With the aim of allocating memory for a 2D array in C I run
double (*t)[2] = malloc(sizeof(*t)*4);
I expected this to allocate 64 bytes (4 times the size of two doubles). That is, I expected t[0] and t[1] to have room for 4 doubles each. For this reason, I thought that the address of t[0] and t[1] should be separated by 32 bytes. However, I find that they are separated by 16 bytes (corresponding to only two doubles).
printf("Address of t[0]: %p\n", t[0]); // Address of t[0]: 00C92490
printf("Address of t[1]: %p\n", t[1]); // Address of t[1]: 00C924A0
What am I missing here?
It seems to be a misunderstanding in the declaration and the allocation here. You declare t to be an array, where each element in the array t is an array of two double elements. Then you allocate enough space for four elements in t.
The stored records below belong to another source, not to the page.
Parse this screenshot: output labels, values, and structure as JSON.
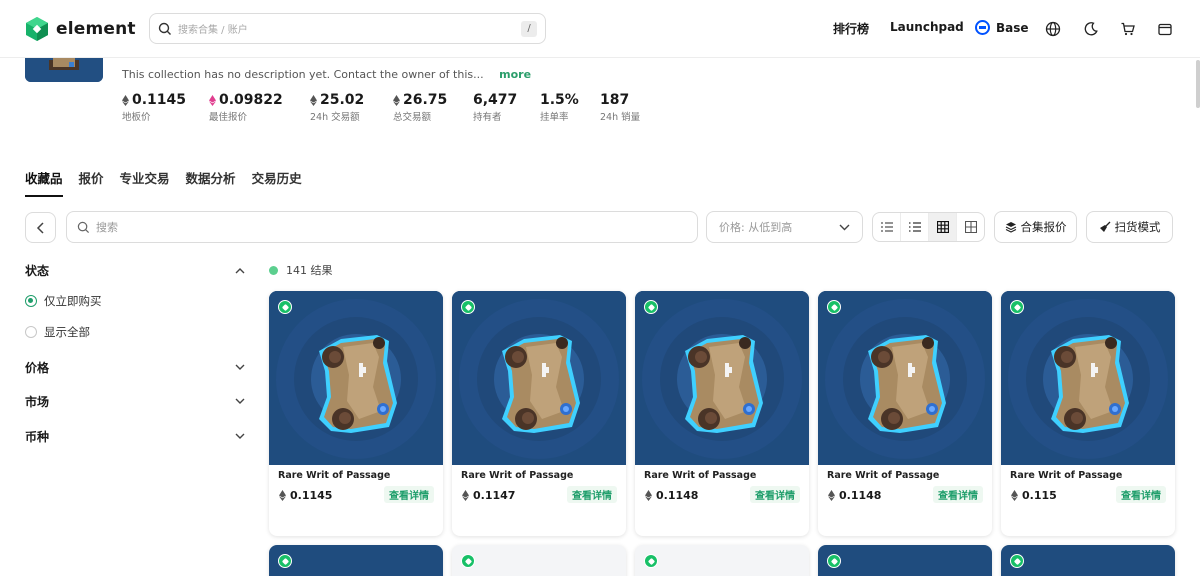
{
  "header": {
    "logo_text": "element",
    "search_placeholder": "搜索合集 / 账户",
    "search_shortcut": "/",
    "nav": {
      "ranking": "排行榜",
      "launchpad": "Launchpad"
    },
    "chain": "Base",
    "icons": [
      "globe-icon",
      "moon-icon",
      "cart-icon",
      "wallet-icon"
    ]
  },
  "collection": {
    "description": "This collection has no description yet. Contact the owner of this...",
    "more": "more",
    "stats": [
      {
        "value": "0.1145",
        "label": "地板价",
        "eth": true,
        "pink": false
      },
      {
        "value": "0.09822",
        "label": "最佳报价",
        "eth": true,
        "pink": true
      },
      {
        "value": "25.02",
        "label": "24h 交易额",
        "eth": true,
        "pink": false
      },
      {
        "value": "26.75",
        "label": "总交易额",
        "eth": true,
        "pink": false
      },
      {
        "value": "6,477",
        "label": "持有者",
        "eth": false,
        "pink": false
      },
      {
        "value": "1.5%",
        "label": "挂单率",
        "eth": false,
        "pink": false
      },
      {
        "value": "187",
        "label": "24h 销量",
        "eth": false,
        "pink": false
      }
    ]
  },
  "tabs": [
    "收藏品",
    "报价",
    "专业交易",
    "数据分析",
    "交易历史"
  ],
  "toolbar": {
    "search_placeholder": "搜索",
    "sort_label": "价格: 从低到高",
    "collection_offer": "合集报价",
    "sweep_mode": "扫货模式"
  },
  "filters": {
    "status_title": "状态",
    "buy_now": "仅立即购买",
    "show_all": "显示全部",
    "price": "价格",
    "market": "市场",
    "currency": "币种"
  },
  "results": {
    "count_label": "141 结果"
  },
  "items": [
    {
      "name": "Rare Writ of Passage",
      "price": "0.1145",
      "button": "查看详情"
    },
    {
      "name": "Rare Writ of Passage",
      "price": "0.1147",
      "button": "查看详情"
    },
    {
      "name": "Rare Writ of Passage",
      "price": "0.1148",
      "button": "查看详情"
    },
    {
      "name": "Rare Writ of Passage",
      "price": "0.1148",
      "button": "查看详情"
    },
    {
      "name": "Rare Writ of Passage",
      "price": "0.115",
      "button": "查看详情"
    }
  ],
  "colors": {
    "accent": "#1f9e6b",
    "card_bg": "#1f4c7e",
    "base_blue": "#0052ff"
  }
}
Your definition and allocation is equivalent to:
double t[4][2];
If you want to create an array of two elements, where each element is a dynamically allocated array, you need an array of pointers instead:
double *t[2] = { malloc(sizeof(*t[0]) * 4), NULL };
The above define t as an array of two elements, each elements is a pointer to a double, and you initialize the first element (t[0]) to point to an array of four double elements, and the second (t[1]) to be a null pointer.
The important part is the difference between
double (*t)[2];`
and
double *t[2];
Using the clockwise/spiral rule the first defines t as "a pointer to an array of two double". The second defines t as "an array of two pointers to double".